Mas há sempre coisas de última hora. A equipa das Finanças dorme muito pouco nos dias que antecedem a entrega do Orçamento na Assembleia. Na véspera da entrega, o ministro dormiu seis horas – os assessores obrigam-no, não o querem com olheiras no dia da apresentação solene ao país, o momento alto do ano nas Finanças, um gran finale a que grande parte dos funcionários da casa assistem. Mas se dormiu seis horas na noite antes da conferência de imprensa, na antevéspera Medina dormiu tão pouco que ainda acabou por fazer uma sesta no ministério.

Os dias que antecedem a entrega “têm 25 horas”, segundo um dos “homens (e uma mulher) do Orçamento”. Há uma equipa permanente que, tal como o ministro, dorme muito pouco. Foi com essa equipa que o ministro se reuniu no princípio de Setembro para fazerem um brainstorming fora do ministério a um sábado de manhã, 8 de Setembro, no Bairro Alto.

Foi uma reunião fora do horário de trabalho, mas o objectivo era pôr os homens do Orçamento a pensar “fora da caixa”.

(…)

Antes do gran finale que é a apresentação ao país, o ministro vai ao Parlamento entregar a proposta.

Mas este momento não é exactamente o fim. O Orçamento foi entregue no Parlamento, onde pode sofrer alterações. Fernando Medina rompeu com uma tradição de anos e anos em que o Orçamento chegava a altas horas da noite ao Parlamento e inaugurou os “orçamentos diurnos”. Desde o ano passado que passou a ser entregue aos deputados à hora do almoço, o que permite fazer a conferência de imprensa em que o explica ao início da tarde. É uma questão de “organização do trabalho”, defende. Foi o que “combinei com o primeiro-ministro e com a ministra da presidência”. “Queria fazer mesmo isto.”

Quem escreve isto, nunca, jamais, escreverá, ou quererá que se escreva, em simultâneo, sobre estranhos contratos na Autoridade Tributária e Aduaneira em negócios de milhões com uma empresa de limpeza. Ou não quer que se escreva sobre as dívidas ao Estado de empresas de media, como as da Trust in News e da Global Media. Ou não quer que se escreva sobre… enfim, sobre muita coisa. E mesmo que batam muito no peito sobre o jornalismo e a independência do seu jornalismo, nada mais fazem do que jornalismo pipi sem tintins. E isto é a morte do jornalismo.

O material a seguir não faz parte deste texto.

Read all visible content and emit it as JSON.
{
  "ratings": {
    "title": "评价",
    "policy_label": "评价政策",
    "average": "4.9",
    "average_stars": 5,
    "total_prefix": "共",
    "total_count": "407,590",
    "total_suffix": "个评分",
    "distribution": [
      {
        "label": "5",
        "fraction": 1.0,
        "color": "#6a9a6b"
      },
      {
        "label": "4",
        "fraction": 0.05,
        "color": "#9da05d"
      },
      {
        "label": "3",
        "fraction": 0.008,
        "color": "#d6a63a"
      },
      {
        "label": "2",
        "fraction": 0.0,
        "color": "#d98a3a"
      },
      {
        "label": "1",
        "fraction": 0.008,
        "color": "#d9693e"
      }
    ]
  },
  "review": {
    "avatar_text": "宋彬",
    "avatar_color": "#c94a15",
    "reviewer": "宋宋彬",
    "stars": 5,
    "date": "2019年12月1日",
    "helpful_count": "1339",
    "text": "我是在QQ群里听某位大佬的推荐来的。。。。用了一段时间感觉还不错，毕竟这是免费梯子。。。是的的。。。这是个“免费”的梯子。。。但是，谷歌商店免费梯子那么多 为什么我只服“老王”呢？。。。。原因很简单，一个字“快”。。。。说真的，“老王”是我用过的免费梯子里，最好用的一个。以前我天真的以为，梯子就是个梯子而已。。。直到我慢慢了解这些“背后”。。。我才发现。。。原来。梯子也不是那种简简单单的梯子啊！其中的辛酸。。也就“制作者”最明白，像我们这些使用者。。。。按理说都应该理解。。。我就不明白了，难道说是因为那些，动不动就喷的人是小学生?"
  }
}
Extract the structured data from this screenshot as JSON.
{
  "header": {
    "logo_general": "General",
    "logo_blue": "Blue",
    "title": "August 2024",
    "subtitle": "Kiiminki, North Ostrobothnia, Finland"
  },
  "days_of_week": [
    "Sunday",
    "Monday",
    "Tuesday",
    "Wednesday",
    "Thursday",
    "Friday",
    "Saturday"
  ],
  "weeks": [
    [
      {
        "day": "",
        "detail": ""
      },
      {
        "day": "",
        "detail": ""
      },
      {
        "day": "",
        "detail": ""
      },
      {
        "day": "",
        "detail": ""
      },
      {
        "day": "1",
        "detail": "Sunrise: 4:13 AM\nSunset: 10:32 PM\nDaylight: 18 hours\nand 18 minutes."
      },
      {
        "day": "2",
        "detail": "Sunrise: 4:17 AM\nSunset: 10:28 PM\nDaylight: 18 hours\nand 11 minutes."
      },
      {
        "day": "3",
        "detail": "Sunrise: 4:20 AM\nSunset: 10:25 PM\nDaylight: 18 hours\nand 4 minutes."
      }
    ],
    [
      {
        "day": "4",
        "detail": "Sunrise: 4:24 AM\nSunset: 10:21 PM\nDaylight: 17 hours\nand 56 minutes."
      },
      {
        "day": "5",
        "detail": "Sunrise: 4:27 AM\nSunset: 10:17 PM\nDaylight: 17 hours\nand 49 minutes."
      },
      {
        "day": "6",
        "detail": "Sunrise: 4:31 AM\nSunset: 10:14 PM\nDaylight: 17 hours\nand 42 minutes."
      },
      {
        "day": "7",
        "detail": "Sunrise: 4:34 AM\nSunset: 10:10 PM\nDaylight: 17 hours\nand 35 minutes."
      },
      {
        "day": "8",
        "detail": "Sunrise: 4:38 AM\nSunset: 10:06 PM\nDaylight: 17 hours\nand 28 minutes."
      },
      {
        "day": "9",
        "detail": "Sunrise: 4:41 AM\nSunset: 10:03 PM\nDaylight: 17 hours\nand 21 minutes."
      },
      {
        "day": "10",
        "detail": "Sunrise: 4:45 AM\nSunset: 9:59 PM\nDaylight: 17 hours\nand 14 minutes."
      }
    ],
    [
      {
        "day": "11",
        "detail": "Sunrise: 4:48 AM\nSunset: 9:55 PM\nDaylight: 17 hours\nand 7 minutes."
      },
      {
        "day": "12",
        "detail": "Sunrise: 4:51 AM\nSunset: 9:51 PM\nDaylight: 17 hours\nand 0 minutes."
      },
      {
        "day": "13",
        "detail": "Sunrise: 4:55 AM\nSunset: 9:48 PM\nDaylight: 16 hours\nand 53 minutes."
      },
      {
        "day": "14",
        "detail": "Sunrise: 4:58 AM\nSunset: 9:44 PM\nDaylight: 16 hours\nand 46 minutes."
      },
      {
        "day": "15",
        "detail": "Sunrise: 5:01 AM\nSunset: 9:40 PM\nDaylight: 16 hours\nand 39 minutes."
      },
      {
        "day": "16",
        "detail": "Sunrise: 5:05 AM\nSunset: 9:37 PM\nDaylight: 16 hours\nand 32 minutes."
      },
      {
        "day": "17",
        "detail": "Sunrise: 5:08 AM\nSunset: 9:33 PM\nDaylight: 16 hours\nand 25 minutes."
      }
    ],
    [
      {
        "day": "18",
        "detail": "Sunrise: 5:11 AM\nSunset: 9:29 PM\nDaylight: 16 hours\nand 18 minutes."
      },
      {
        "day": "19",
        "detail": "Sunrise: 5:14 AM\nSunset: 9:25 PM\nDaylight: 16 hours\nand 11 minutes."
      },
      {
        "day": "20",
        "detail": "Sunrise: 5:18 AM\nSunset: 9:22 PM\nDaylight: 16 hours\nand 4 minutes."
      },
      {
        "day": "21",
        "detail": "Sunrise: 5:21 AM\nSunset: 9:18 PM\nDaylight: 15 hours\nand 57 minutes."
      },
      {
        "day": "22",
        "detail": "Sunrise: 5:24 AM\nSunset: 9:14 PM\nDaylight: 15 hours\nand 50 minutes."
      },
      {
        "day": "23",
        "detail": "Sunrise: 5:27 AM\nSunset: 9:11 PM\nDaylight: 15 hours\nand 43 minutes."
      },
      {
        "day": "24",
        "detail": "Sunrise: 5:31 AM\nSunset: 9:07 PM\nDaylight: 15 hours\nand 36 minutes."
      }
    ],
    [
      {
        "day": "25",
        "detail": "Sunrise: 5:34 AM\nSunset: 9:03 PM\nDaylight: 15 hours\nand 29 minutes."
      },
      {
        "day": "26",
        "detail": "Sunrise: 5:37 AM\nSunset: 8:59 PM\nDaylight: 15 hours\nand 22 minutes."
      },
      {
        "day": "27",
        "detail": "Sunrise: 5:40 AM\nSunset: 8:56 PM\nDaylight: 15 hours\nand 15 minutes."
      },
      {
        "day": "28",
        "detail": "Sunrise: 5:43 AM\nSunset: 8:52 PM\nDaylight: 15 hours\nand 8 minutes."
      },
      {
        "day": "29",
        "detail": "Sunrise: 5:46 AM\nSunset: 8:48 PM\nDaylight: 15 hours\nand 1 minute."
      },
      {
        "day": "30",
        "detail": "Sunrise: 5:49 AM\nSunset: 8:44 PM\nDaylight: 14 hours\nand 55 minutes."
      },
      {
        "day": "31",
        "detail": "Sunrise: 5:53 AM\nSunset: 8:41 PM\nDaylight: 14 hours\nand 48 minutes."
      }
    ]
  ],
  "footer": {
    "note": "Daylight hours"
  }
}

Por isso, caros leitores (onde se incluem, obviamente, as leitoras, mesmo se caras), apenas peço uma coisa: no dia em que me virem a escrever assim, sobre o poder, avisem-me, porque o PÁGINA UM terá de ser encerrado por ter perdido os tintins e só já conseguir fazer um jornalismo pipi.

E agora, se não se importam, o resto da tarde será dedicado exclusivamente a tratar de questões processuais do PÁGINA UM relacionadas com pedidos de informação ao abrigo da Lei do Acesso aos Documentos Administrativos e de alguns casos em curso no Tribunal Administrativo de Lisboa, incluindo um em que a CCPJ é réu. A notícia sobre a “fantochada” (será mesmo esse o termo que usarei no título, avanço já) do arquivamento do processo disciplinar ao Doutor Filipe Froes terá de ficar para amanhã… Já agora, embora fosse desnecessário: baseia-se em documentos.